Ref: Article Are Linear Regression Techniques Appropriate for Analysis Wh...
Data have no 'normality' requirement for using regression. It is the estimated residuals, or better, the random factors of the estimated residuals in weighted least squares regression, which would ideally be close enough to being normally distributed that the central limit theorem would help when estimating prediction intervals, but that is usually a rather weak requirement.
What is important are the estimated residuals, which are distributed vertically in a residual analysis graph.
Normality can help, but it is not a big requirement, and is for the estimated residuals, not the dependent and independent variables.
FYI: In Applied Regression Analysis and Generalized Linear Models, 2nd ed, 2008, John Fox, Sage Publications, Inc, on page 196, in a footnote, he states that if you add the assumption of normality to those of the Gauss-Markov Theorem, which address the "errors," then the least-squares estimator can be shown not only to be the best linear unbiased estimator, BLUE, but also the best of all unbiased estimators.
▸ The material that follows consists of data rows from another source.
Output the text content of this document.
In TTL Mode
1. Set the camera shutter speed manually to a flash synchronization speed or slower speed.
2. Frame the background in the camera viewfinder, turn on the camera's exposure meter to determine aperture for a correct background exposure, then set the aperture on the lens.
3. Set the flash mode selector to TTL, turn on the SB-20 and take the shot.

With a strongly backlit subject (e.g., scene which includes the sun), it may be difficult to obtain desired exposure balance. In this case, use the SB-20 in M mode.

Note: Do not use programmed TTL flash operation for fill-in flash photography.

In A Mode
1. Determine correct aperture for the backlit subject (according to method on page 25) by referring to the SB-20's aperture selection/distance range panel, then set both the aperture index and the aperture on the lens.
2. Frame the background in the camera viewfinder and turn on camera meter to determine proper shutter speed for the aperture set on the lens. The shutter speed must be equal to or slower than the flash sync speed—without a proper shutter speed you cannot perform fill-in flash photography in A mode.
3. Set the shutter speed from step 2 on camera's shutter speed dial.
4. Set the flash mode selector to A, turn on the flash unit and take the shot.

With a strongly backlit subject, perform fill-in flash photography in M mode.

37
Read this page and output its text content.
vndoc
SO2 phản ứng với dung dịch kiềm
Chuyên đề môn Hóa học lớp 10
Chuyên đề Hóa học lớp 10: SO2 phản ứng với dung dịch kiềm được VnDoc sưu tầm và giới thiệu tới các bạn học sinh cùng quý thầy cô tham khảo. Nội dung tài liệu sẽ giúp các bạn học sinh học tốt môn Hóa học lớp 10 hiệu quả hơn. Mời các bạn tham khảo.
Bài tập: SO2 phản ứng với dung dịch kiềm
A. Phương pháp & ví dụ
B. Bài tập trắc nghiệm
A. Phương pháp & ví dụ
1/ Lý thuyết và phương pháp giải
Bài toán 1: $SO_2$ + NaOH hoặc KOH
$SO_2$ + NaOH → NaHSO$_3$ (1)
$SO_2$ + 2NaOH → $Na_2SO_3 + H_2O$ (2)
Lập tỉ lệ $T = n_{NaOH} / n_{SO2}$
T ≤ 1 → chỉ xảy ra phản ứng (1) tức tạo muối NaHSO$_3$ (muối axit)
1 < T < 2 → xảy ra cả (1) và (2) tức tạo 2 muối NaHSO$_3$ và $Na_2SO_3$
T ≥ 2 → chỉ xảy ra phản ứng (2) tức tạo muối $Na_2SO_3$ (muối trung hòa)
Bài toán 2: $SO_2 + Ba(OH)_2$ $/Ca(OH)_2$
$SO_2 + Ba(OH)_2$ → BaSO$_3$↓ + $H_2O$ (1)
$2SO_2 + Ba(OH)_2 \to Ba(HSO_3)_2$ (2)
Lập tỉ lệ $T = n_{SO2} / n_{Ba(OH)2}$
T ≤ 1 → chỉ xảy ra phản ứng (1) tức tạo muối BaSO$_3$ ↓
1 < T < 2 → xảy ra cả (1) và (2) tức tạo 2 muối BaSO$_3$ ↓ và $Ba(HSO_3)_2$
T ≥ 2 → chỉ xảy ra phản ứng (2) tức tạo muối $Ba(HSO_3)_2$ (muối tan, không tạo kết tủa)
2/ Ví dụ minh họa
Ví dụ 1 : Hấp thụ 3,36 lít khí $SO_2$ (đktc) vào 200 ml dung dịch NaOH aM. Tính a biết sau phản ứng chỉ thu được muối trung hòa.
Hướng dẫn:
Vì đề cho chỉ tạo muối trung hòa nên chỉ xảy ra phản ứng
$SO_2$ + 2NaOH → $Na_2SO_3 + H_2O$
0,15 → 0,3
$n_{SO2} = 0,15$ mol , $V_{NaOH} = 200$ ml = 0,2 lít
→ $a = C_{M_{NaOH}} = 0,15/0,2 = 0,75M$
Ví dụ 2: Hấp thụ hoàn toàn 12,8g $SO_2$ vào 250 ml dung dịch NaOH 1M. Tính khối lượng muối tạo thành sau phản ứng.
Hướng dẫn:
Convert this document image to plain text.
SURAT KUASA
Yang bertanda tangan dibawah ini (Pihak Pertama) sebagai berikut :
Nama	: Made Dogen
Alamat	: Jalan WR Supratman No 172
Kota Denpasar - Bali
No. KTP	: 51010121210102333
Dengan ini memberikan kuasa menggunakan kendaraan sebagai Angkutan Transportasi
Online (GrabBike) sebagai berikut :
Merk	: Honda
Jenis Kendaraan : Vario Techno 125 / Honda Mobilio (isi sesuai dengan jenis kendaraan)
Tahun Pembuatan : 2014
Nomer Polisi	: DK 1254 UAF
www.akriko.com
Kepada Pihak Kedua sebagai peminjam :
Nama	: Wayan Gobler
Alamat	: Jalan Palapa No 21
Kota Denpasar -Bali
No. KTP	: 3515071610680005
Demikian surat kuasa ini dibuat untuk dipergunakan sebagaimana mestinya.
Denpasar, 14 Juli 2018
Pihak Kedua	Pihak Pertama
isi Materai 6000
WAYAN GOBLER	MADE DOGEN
Bonus!
For that, Fox references, as an example, page 319 in C.R. Rao(1973), Linear statistical inference and its applications, 2nd ed., New York, Wiley.
It may also be good, if you have enough data, to save some data not used for model selection or estimating regressor coefficients, and then see how well you would have 'predicted' them. This may help you to avoid overfitting your model to a specific data set.
[Also, you do not want to model data together which actually fall under separate models. Does one model really apply to everything, or are there separate categories to be considered? Dummy variables? Should multilevel modeling be considered?]